Por Nelson Francisco Muloni |
Elsa fue madre a los dieciséis años. En sus brazos de niña acunó
al hijo y en sus ojos, aún inocentes, soñó el mundo. A la misma edad, meses más
tarde del nacimiento del asombro de su vida, comenzó a trabajar. Agotaba sus
dedos en la máquina de escribir, apurándole el tiempo a su fatiga. Para dar.
Para dar más.
El permiso de todos los días a la misma hora para salir de
su trabajo y correr calle arriba al encuentro de su pequeño sostenido en los
brazos cálidos de su madre, la abuela condescendiente con la hija niña.
Llegaba hasta las escalinatas de ladrillos, con los senos explotándole
de leche para dar de mamar a su crío ansioso. Una escena inquietante.
Conmovedora. Vital. Madre. Abuela. Niño. Casi la vida plena en la leche que
elevaba el terciopelo del moho en los ladrillos hasta convertirlos en la tenue
felicidad de la mujer sentada con el pecho descubierto. La sombra de los
árboles mitigaba el sol cercano al mediodía.

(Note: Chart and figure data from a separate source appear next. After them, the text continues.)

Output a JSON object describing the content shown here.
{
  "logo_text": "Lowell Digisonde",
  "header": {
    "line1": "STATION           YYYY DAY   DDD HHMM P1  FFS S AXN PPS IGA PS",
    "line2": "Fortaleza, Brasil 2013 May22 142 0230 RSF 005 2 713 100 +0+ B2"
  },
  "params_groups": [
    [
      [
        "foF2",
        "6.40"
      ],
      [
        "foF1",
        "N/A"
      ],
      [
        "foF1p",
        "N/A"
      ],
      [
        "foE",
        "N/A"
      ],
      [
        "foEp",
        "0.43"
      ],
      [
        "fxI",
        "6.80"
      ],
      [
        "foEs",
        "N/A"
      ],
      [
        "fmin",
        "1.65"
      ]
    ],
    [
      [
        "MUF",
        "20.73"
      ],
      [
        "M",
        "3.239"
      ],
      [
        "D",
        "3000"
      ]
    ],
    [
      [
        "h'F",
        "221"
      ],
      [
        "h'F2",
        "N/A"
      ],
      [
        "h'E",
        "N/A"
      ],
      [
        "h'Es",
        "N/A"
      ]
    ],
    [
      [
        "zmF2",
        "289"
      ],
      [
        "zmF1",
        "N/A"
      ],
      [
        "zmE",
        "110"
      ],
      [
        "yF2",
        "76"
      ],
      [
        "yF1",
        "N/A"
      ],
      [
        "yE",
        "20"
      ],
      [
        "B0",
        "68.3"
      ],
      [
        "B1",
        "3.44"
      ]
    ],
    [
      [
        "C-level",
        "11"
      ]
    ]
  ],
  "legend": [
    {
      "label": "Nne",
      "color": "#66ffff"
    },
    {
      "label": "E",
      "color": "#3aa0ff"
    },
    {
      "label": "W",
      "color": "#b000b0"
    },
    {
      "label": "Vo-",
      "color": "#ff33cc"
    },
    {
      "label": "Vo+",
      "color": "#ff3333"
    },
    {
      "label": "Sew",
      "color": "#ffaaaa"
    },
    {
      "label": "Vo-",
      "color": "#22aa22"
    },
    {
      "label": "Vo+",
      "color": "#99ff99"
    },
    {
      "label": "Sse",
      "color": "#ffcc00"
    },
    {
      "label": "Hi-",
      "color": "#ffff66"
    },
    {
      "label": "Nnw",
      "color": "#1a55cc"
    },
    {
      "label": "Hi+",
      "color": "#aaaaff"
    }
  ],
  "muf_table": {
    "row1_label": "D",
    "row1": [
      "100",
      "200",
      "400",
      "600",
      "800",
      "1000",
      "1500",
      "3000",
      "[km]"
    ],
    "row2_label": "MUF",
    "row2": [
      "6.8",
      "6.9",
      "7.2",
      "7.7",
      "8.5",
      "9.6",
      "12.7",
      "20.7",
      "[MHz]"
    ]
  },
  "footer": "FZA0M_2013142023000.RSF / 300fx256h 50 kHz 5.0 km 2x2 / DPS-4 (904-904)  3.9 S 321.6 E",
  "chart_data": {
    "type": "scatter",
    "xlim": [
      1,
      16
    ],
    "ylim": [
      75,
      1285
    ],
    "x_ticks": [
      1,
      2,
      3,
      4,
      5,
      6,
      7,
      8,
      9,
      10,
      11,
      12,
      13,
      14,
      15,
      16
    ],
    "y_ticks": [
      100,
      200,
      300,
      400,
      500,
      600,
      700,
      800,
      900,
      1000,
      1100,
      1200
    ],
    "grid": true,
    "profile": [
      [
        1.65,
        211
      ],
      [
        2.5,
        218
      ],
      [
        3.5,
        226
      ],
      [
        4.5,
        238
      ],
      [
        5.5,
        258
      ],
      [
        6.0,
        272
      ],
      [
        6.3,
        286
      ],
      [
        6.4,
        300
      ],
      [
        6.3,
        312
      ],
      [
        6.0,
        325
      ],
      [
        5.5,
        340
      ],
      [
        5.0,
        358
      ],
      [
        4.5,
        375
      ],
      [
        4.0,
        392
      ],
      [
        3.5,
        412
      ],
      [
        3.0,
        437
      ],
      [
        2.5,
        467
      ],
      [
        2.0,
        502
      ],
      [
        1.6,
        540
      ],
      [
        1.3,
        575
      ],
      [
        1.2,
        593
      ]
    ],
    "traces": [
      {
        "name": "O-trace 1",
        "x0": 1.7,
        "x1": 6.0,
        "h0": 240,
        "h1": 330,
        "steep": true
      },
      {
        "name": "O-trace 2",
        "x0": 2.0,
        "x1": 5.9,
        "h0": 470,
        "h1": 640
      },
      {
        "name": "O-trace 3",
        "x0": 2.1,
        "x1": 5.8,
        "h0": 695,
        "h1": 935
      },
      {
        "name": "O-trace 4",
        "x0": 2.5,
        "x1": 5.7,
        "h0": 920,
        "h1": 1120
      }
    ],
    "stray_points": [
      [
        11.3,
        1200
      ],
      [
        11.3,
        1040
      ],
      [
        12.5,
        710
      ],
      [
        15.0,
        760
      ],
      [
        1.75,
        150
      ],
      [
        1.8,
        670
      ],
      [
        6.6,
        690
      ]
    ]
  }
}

El hijo creció y la madre niña con él. El corazón, las
lejanías, los felices retornos, los reencuentros con los abuelos envejecidos y
los tíos desandando sus propios rumbos. Y en cada comida en la vieja galería,
el recuerdo de aquellas escalinatas de ladrillos. La leche en plena estatura
del hijo. Luego, la venida de otro hijo. Los cielos, las montañas, los caminos.
Para aquí, para allá en los traslados del marido empobrecido.
Pero ella, ya mujer plena, puso sus manos a trabajar.
Muñecas, cuadros, vestidos, panes, empanadas o dulces. Todo era convertido en
sostén diario. Hubo enojos, claro. Y discusiones. Fuertes. Como fueron fuertes
las tristezas. Pero siempre la lucha. La de todos los instantes. Incluso, la de
la política y el afán de ver que, algún día, podrían ser realidad los sueños.
Después, vinieron los alejamientos. La nostalgia siempre
prendida a otras nostalgias enraizadas en la leche para el niño. Pero, el niño,
ya hombre, seguía su propia rosa de los vientos. Y le dio nietos con los que
volvió a su niñez de madre. Y también volvió a su hijo pequeño acunado en las
escalinatas que ya no existían.
Pero Elsa tuvo que irse. Enferma de lejanías. Con el cuerpo
vencido de tanta madurez niña. Con el recuerdo de los hijos. Como escribió de
ella el poeta Hugo Ovalle: “Doña Elsa Morón de Muloni se ha ido como se van
todas las buenas madres, sólo para andar con sus hijos en todas partes. Tan
sólo por eso, los hijos de su hijo, se abrazarán a ella cuando lo abracen y
besen a su padre, Nelson Francisco…”.